At current injections double the strength of the rheobase (which were applied in a subset of cells), the mean latency to the first AP (the chronaxie) did not differ (median and interquartile values: wild-type, 9.5 (6.8, 9.5) ms, n = 29; Ts65Dn, 8.7 (6.9, 10.5) ms, n = 15; p = 0.310, Mann Whitney U test). Although the increased excitability of Ts65Dn GCs was not accompanied by changes in AP accommodation, it was associated with changes in AP waveform
(Fig. 3A). The average amplitude, measured between the overshoot and the afterhyperpolarization (Bean, 2007) for the first three APs evoked at or just above rheobase, was larger Dabrafenib supplier by 4.4 mV in Ts65Dn cells (wild-type, 99.4 ± 1.4 mV, n = 33; Ts65Dn, 103.8 ± 1.1 mV, n = 20; p = 0.032, Student’s t-test). This was the result of a higher overshoot (by ~ 11%) without a change in afterhyperpolarization ( Fig. 3B).
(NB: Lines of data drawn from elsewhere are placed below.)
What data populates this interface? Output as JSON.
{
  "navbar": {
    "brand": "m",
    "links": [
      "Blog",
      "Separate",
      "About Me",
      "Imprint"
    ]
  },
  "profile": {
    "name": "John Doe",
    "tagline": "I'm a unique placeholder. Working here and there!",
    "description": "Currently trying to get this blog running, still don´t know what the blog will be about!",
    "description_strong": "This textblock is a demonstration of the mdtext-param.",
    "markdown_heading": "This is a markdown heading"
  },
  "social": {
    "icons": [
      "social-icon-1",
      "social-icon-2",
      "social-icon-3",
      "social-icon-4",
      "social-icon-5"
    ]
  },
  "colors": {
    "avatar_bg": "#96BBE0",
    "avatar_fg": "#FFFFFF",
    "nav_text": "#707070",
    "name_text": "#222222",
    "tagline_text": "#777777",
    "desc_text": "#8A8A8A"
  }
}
The larger APs in Ts65Dn GCs were also ~ 10% narrower (width at half amplitude: wild-type, Panobinostat concentration 714.9 ± 25.9 μs, n = 33; Ts65Dn, 643.5 ± 15.4 μs, n = 20; p = 0.045, Student’s t-test). It has
been shown previously that in wild-type GCs, membrane potential changes more slowly during the falling phase than the rising phase of the AP ( Brickley et al., 2007). Fig. 3C shows that this difference was maintained in Ts65Dn cells, indicating that the speeding of the APs was due to a proportionate increase in the maximum rates of rise and fall, of ~ 13% ( Fig. 3D). The finding that APs were faster in Ts65Dn cells, which have a longer membrane time constant because of their higher Cin and Rin, indicates that the speeding reflects changes in ion channel activity or distribution, which overcomes the slowing effect
of a longer membrane time constant on changes in membrane potential. It is known that there is a ~ 33% decrease in cerebellar volume and a 25–30% decrease in GC density in individuals with DS (Aylward et al., 1997, Baxter et al., 2000, Jernigan and Bellugi, 1990, Pinter et al., 2001 and Raz et al., 1995). We have found that in GCs of young adult Ts65Dn mice (P40–60), which replicate cerebellar changes in DS (20% shrinking of cerebellar volume, 14% narrowing of the granular layer, 24% drop in GC density) (Baxter et al., 2000 and Roper et al., 2006), the Y-27632 2HCl electrical properties of the surviving GCs are not identical to those of GCs in wild-type mice. As the paucity of GCs in Ts65Dn mouse cerebellum and DS cerebellum stems from impaired division of precursor cells (Haydar and Reeves, 2011), changes in the electrical properties of Ts65Dn GCs could potentially be caused by arrested or slower development that results in immature electrophysiological characteristics. Wild-type GCs undergo marked changes in excitability, input resistance and AP waveform during postnatal development (Brickley et al., 2001 and Cathala et al.